Çelişkiler derinleşiyor
Bunca baskıya, bunca karşı propagandaya, bunca örgütsüzlüğe rağmen emekçilerden yükselmekte olan bu ses sürpriz değil. Rejimin, krize yol açan politik ekonomisinde, sınıfsal tercihi her zaman çok açıktı. Yüzde 99’u yok sayan yüzde 1’i zenginleştiren bu ekonomik düzende yok sayılan sınıflarla, kimlikler üzerinden kurulan koalisyonlar ekonomi çöktükçe kırılganlaşıyor. Ekonomi sıkışırken, ekonomik olarak yok sayılanlar belirginleşiyor, çelişkiler derinleşiyor.
Daha da belirginleşecek, daha da derinleşecek…
Ekonomik kriz derinleştikçe saray rejimi kendini var eden politik ekonomiyle uyumlu davranmayı da sürdürüyor. Krizin faturasını, krizi çıkartan düzenin rantçı ortaklarına değil yüzde 99’a yüklemekte kararlı. Bu böyle olmayı sürdürdükçe de sınıfın çağrısı güçlenecek.

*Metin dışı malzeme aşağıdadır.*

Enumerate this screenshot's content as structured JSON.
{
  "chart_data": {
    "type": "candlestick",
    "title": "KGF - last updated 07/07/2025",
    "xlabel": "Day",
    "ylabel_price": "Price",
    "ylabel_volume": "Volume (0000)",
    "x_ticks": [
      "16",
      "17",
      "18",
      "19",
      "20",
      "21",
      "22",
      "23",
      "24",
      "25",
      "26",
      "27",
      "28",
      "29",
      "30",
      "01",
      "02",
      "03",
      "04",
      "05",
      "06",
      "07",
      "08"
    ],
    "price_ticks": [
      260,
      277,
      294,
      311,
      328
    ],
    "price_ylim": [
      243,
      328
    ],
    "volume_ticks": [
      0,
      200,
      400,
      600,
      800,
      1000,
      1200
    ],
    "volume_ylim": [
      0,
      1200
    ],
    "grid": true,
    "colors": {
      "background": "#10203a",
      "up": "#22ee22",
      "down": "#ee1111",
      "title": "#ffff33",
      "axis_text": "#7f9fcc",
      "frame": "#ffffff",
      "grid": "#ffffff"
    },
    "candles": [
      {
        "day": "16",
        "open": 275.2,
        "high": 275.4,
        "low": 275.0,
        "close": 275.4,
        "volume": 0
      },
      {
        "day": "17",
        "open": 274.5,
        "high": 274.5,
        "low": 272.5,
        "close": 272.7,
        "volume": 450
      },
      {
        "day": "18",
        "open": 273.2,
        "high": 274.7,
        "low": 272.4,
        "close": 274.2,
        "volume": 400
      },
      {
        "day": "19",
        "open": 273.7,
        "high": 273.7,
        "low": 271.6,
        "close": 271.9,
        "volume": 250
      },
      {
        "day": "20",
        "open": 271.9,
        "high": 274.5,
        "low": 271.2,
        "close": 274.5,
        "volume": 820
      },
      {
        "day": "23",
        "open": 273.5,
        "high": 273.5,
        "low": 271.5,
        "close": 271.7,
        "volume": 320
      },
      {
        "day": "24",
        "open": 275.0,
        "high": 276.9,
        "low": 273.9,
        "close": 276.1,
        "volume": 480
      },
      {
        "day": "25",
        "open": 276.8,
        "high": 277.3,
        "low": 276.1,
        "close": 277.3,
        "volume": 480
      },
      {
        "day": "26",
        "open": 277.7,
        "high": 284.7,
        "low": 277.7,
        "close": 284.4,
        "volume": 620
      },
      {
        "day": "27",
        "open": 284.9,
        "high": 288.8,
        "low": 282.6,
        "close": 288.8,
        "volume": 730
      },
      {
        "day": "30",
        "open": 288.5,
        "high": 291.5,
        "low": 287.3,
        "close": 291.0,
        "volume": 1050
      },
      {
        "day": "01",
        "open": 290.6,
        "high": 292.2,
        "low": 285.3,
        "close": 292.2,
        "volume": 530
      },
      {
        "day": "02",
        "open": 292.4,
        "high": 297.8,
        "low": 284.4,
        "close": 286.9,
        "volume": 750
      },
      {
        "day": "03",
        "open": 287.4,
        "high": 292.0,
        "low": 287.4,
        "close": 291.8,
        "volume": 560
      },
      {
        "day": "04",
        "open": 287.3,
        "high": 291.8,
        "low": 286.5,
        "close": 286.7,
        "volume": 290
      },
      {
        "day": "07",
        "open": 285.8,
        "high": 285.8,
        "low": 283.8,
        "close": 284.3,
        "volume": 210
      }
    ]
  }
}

Bugün mesele, toplumsal muhalefetin örgütlü güçlerinde sorumluluk üstlenen bizlerin, eşitlikçi, özgürlükçü yeni bir siyaseti oluşturmamıza, daha da önemlisi bu işi de bu siyaseti çağıran politik özneyle buluşturmamıza dayandı, bir kez daha. Şimdi hiç vakit kaybetmeden ekonomik krizin bedelini, krizi çıkaranların ve krizi yaratan bu düzenden beslenenlerin ödemesi için toplumsal muhalefeti, bu düzende kaybeden, sömürülen yüzde 99 ekseninde örgütlemenin yollarını bulmalıyız. Aynı zamanda da yaklaşmakta olan yerel seçimleri, bu toplumsal dinamiğin artık siyasete taşınmaya başladığını gösterecek bir dönüm noktasına çevirmeliyiz.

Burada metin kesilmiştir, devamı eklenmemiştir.